The country’s largest telecommunications carrier, working to streamline operations in the highly competitive marketplace, reported surprisingly strong fourth-quarter profits on flat earnings, and also announced plans to cut 15,000 to 18,000 jobs by the end of 1999.
In a Jan. 26 meeting with security analysts at AT&T’s New York headquarters, Michael C. Armstrong, who became chairman in late October, said most employee reductions will come through early retirement and attrition. Attrition accounts for about 10,000 AT&T jobs in any given year, according to security analysts’ estimates. Ken Woo, external communications manager for AT&T Wireless Services Inc., Kirkland, Wash., said the staff cuts won’t affect the wireless division significantly.
A greater proportion of executive and board-member compensation will be linked to the performance of the company and its stock going forward, Armstrong said. AT&T reported fourth-quarter earnings from continuing operations rose to $1.32 billion, or 81 cents per diluted share, up from $1.25 billion, or 77 cents per share, a year earlier. The result beat the average forecast of 71 cents per share, according to security analysts polled by First Call.
Investments in local service, new wireless markets, AT&T WorldNet and international markets diluted earnings by about 24 cents in the latest complete quarter. Increases in revenues from wireless, business long-distance, local and other services were partly offset by a decrease in revenues from consumer long-distance telephony.
Overall revenue was “essentially flat” at $12.83 billion, compared with $12.87 billion during the last quarter of 1996, the company said. However, revenue from wireless services increased to $1.13 billion, up 4.2 percent from the fourth quarter of 1996, even though net additions totaled about 234,000, a decline of 44.3 percent from the year-ago quarter. AT&T added 525,000 subscribers in fourth-quarter 1996.
AT&T attributed the wireless revenue increase, in part, to a 15.7 percent cellular subscriber growth for the year, bringing its total to 6.02 million customers by year-end. If cellular subscribers from AT&T’s minority-owned partnership markets are included in the tally, the carrier closed out 1997 with 8.19 million subscribers.
AT&T closed the fourth quarter with about 1.7 million digital wireless subscribers in its wholly owned operations. Of these, about 100,000 are personal communications services customers. The carrier closed 1997 with about 1.3 million messaging customers, an increase of about 13 percent from 1996 figures.
“Higher retention and acquisition costs in wireless markets, due partly to the migration of customers to digital service, were a driver of additional cost throughout 1997,” the company said.
“However, the cost per gross add in wireless markets was down 5.4 percent in the fourth quarter and 6.1 percent for the year.”
Armstrong told security analysts that AT&T would streamline the marketing of its diverse mix of products and services as a means to further reduce overhead.

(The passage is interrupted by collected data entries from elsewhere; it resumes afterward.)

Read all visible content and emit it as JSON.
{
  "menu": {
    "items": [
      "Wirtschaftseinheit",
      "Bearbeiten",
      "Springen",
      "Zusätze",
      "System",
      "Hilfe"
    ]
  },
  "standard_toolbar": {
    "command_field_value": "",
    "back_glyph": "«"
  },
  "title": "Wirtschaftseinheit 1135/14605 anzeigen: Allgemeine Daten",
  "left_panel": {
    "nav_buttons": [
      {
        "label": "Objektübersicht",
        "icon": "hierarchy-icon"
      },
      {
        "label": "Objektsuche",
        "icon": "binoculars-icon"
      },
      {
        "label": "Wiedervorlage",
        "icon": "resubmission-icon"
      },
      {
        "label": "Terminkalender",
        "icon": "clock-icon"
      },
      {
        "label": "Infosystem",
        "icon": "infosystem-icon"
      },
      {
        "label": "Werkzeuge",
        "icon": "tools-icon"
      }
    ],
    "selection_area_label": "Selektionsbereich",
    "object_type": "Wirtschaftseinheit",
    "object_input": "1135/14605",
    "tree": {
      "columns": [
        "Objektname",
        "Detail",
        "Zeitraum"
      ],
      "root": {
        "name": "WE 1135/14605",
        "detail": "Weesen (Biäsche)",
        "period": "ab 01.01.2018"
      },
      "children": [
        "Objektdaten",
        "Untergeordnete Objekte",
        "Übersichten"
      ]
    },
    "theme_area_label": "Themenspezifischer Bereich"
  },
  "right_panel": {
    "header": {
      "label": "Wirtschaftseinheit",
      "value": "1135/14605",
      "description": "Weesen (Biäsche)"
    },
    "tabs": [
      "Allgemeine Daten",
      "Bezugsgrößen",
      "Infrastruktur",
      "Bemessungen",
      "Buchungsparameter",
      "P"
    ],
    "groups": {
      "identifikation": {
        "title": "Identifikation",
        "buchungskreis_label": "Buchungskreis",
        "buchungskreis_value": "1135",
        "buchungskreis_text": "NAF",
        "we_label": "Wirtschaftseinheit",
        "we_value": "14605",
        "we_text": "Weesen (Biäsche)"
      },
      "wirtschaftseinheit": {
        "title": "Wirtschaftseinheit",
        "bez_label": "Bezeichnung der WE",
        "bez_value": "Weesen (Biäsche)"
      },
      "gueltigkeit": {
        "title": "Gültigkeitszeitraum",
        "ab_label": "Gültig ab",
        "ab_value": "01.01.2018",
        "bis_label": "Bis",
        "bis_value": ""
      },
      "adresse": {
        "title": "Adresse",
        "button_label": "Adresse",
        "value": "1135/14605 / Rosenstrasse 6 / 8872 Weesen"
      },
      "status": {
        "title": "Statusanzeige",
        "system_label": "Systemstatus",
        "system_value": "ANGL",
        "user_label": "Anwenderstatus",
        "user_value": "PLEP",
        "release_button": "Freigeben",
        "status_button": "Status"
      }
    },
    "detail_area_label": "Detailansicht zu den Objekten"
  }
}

“We expect AT&T account executives will no longer market specific products but will market a bundle of services suitable to specific market segments,” said Stephanie Comfort, a telecommunications analyst for Morgan Stanley Dean Witter, Denver.

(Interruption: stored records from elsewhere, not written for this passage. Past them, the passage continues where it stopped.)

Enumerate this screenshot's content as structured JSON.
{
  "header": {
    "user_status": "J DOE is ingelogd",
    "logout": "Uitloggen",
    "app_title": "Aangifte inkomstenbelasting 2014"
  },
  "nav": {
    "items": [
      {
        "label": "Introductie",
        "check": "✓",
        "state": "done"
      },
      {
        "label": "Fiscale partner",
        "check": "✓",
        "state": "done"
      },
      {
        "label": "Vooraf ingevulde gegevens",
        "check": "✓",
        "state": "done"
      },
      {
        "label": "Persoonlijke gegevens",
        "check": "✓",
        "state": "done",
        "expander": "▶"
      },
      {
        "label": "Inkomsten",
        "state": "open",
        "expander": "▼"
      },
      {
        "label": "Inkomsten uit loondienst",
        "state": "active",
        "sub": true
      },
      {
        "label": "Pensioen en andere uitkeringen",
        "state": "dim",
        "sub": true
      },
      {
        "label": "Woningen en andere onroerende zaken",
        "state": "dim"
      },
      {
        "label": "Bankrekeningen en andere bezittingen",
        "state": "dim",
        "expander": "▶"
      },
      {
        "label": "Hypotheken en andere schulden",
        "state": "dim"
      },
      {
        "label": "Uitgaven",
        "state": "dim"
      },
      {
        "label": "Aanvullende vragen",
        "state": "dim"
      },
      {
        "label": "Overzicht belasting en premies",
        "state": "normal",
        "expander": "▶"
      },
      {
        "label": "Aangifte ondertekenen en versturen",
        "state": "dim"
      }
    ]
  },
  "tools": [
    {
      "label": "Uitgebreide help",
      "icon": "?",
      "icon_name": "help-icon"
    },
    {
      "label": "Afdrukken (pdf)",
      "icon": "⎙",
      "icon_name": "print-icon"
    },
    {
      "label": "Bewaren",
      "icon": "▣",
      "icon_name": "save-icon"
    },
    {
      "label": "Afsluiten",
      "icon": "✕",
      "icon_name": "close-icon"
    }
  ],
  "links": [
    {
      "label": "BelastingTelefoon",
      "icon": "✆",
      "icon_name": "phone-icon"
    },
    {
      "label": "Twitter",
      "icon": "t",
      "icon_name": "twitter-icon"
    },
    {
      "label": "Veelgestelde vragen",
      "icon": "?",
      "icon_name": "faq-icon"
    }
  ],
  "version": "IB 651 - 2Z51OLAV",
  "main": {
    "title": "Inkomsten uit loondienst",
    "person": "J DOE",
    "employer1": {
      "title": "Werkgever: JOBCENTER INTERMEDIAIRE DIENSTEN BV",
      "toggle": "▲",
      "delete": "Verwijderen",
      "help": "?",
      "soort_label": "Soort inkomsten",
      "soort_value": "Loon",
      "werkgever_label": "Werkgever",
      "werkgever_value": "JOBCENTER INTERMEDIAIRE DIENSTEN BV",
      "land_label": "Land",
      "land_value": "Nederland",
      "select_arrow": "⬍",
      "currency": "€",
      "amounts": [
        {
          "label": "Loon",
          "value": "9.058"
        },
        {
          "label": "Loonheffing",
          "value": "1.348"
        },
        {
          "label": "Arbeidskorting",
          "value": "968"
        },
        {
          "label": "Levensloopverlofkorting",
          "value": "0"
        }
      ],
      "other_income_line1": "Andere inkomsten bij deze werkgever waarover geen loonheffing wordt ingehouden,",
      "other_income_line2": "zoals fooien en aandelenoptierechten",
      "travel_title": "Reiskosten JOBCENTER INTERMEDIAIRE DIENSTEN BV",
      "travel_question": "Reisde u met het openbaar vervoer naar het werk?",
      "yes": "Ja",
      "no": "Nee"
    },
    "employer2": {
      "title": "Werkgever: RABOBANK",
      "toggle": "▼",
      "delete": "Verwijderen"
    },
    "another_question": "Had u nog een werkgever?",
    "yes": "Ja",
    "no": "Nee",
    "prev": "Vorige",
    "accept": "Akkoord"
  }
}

“We already have seen evidence of this trend at AT&T Wireless. In our conversation with [its] chief, Dan Hesse, we discussed the unit’s marketing changes. The wireless marketing divisions are being consolidated into the consumer and business markets division where the company can market a long-distance/wireless bundle.”
John Bensche said AT&T’s decision to go after high-use wireless customers bodes well for PCS carriers, whose customer base is at the lower end. Bensche is a telecommunications analyst for Lehman Brothers Inc., New York, which helped manage the initial public offering of Omnipoint Communications Services Inc.
“Sprint (Spectrum L.P.) recently has indicated it is, in effect, raising prices or changing the terms of its offers [so] that its service isn’t such a dramatic discount to others,” he said.
“It is a great sign to see the two biggest wireless companies in terms of `pops,’ in effect, raising their prices. The much-feared wireless price war seems to have abated, at least for now.”